The diagnostic and therapeutic approach in CPE in cancer patients is the same as in any other patients [38]. In most cases, clinical manifestation consists of hypoxemia, tachycardia, tachypnea, shortness of breath, orthopnea, and profuse diaphoresis. Hypotension may present and indicate severe LV systolic dysfunction and the possibility of cardiogenic shock. Pink, frothy sputum may be present in patients with severe disease. In regard to routine clinical examination, auscultation of the lungs usually reveals fine, crepitant rales (most commonly heard at the lung bases), but rhonchi or wheezes may also be present, while cardiovascular findings are notable for S3, accentuation of the pulmonic component of S2, and jugular venous distention.

Apart from clinical examination, laboratory and imaging tests are of great importance for establishing the diagnosis of CPE. Plasma levels of the B-type natriuretic peptide (BNP) and its amino-terminal fragment N-terminal proBNP (NT-proBNP) have been shown to be useful, in addition to clinical judgment, for the etiological diagnosis in patients with acute onset of dyspnea, and should be measured in all patients with ARF and suspected CPE. BNP has a high negative predictive value, and being lower than the recommended cutoff value of 100 pg/mL in patients with suspected CPE makes the diagnosis unlikely [39]. A bedside echocardiogram in a patient with CPE remains the cornerstone in determining the etiology of pulmonary edema. Echocardiography can be used to evaluate LV systolic and diastolic function, as well as valvular function, and to assess for pericardial disease.

Chest X-ray may be proved as a useful diagnostic test for CPE. Pulmonary venous congestion, pleural effusion (particularly bilateral and symmetrical), interstitial or alveolar edema, and cardiomegaly are the most specific findings for CPE. However, it should mention that in up to 20% of patients, chest X-ray maybe nearly normal.

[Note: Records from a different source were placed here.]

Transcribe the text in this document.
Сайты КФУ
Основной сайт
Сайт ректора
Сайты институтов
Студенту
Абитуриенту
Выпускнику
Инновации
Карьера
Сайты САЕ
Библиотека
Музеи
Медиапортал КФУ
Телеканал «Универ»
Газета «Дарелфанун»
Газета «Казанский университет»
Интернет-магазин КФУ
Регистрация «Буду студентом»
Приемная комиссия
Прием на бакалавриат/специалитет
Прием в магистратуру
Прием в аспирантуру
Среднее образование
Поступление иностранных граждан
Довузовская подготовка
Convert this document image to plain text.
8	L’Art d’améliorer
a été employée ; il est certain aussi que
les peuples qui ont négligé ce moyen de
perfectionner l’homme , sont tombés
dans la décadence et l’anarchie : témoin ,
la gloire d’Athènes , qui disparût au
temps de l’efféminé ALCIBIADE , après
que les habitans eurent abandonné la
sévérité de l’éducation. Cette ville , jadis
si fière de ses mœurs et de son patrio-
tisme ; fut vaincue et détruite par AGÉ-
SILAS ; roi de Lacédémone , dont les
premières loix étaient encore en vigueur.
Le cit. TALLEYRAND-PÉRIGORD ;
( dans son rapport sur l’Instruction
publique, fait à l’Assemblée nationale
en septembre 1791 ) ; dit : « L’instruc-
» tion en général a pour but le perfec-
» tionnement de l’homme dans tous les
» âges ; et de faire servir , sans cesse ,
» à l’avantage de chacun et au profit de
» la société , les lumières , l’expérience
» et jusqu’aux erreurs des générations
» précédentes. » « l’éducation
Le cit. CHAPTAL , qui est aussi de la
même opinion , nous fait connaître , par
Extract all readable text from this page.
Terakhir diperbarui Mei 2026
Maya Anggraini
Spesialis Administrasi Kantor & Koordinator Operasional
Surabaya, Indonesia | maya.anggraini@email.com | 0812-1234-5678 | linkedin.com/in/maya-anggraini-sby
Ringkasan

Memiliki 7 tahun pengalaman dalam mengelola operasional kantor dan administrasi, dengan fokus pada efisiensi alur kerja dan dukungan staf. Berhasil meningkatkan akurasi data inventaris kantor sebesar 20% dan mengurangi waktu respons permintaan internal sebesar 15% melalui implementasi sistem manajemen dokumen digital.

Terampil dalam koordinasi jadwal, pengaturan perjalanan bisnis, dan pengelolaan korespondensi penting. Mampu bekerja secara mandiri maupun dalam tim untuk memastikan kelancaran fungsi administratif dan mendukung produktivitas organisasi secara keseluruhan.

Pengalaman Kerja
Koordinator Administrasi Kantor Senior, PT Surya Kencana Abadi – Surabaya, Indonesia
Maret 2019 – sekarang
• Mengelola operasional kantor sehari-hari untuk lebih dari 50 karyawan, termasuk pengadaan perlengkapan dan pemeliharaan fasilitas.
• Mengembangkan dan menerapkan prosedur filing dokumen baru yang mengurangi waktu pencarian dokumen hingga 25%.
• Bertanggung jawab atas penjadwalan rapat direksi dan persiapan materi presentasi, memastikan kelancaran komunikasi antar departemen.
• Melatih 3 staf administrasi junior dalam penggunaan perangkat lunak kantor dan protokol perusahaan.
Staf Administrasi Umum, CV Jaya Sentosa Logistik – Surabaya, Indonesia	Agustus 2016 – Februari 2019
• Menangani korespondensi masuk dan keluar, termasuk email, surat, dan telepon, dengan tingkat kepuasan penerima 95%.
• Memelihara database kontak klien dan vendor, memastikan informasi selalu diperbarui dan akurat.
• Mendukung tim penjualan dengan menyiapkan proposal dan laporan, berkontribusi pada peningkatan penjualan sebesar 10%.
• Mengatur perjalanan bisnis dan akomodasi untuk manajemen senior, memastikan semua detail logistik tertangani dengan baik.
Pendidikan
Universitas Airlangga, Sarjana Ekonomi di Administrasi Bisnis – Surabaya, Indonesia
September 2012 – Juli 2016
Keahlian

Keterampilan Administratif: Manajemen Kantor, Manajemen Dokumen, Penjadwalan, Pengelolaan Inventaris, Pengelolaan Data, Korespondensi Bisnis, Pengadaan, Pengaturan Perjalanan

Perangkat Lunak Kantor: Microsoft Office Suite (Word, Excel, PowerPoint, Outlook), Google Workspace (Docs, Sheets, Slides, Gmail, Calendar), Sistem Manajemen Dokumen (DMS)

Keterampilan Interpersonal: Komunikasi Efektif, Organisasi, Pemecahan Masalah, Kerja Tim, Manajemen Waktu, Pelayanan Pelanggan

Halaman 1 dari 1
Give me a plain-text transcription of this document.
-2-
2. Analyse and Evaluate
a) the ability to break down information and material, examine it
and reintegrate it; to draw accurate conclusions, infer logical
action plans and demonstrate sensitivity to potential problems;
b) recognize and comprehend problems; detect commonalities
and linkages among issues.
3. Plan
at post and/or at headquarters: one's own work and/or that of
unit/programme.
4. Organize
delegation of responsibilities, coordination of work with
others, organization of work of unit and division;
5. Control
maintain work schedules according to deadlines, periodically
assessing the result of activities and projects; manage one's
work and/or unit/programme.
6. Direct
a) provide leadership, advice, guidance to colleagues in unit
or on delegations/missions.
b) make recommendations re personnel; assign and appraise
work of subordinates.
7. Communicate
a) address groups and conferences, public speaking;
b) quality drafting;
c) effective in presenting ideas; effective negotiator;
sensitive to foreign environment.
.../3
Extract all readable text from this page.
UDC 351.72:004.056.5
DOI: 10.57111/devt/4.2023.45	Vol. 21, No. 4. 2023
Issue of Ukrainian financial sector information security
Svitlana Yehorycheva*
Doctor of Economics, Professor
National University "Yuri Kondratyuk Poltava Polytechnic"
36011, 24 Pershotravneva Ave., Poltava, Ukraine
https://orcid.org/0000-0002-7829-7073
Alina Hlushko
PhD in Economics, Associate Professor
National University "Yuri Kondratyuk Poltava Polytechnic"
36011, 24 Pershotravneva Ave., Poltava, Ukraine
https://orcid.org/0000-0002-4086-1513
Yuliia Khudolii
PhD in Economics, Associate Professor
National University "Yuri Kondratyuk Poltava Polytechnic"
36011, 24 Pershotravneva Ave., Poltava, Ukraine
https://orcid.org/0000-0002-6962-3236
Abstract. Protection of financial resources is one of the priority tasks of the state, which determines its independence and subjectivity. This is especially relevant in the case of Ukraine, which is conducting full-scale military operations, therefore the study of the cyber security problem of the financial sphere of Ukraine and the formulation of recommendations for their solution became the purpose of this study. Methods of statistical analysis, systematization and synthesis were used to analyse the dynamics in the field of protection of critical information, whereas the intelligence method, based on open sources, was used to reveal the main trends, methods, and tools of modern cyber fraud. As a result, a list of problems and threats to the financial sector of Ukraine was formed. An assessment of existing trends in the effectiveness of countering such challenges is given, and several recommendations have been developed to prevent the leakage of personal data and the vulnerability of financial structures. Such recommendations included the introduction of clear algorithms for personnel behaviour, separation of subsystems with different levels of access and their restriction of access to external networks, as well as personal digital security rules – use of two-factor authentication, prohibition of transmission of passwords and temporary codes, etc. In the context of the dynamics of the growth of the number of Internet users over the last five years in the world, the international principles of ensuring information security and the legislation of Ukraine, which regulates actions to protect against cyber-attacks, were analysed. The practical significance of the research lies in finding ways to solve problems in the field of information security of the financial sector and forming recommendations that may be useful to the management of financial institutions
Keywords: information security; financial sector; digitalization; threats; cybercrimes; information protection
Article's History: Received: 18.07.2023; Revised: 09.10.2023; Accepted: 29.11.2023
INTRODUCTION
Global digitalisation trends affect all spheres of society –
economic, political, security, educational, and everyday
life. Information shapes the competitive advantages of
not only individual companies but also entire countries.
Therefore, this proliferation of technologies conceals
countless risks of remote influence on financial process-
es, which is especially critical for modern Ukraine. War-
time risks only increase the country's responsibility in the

More recently, lung ultrasound (LUS) has been introduced as a simple, noninvasive diagnostic method in patients with suspected CPE. In cases in which there is a moderate to high pretest probability of acute CPE, LUS can be useful in strengthening a working diagnosis. Findings of B-lines on ultrasonography have been reported to have a sensitivity of 94.1% and a specificity of 92.4% for acute CPE [40].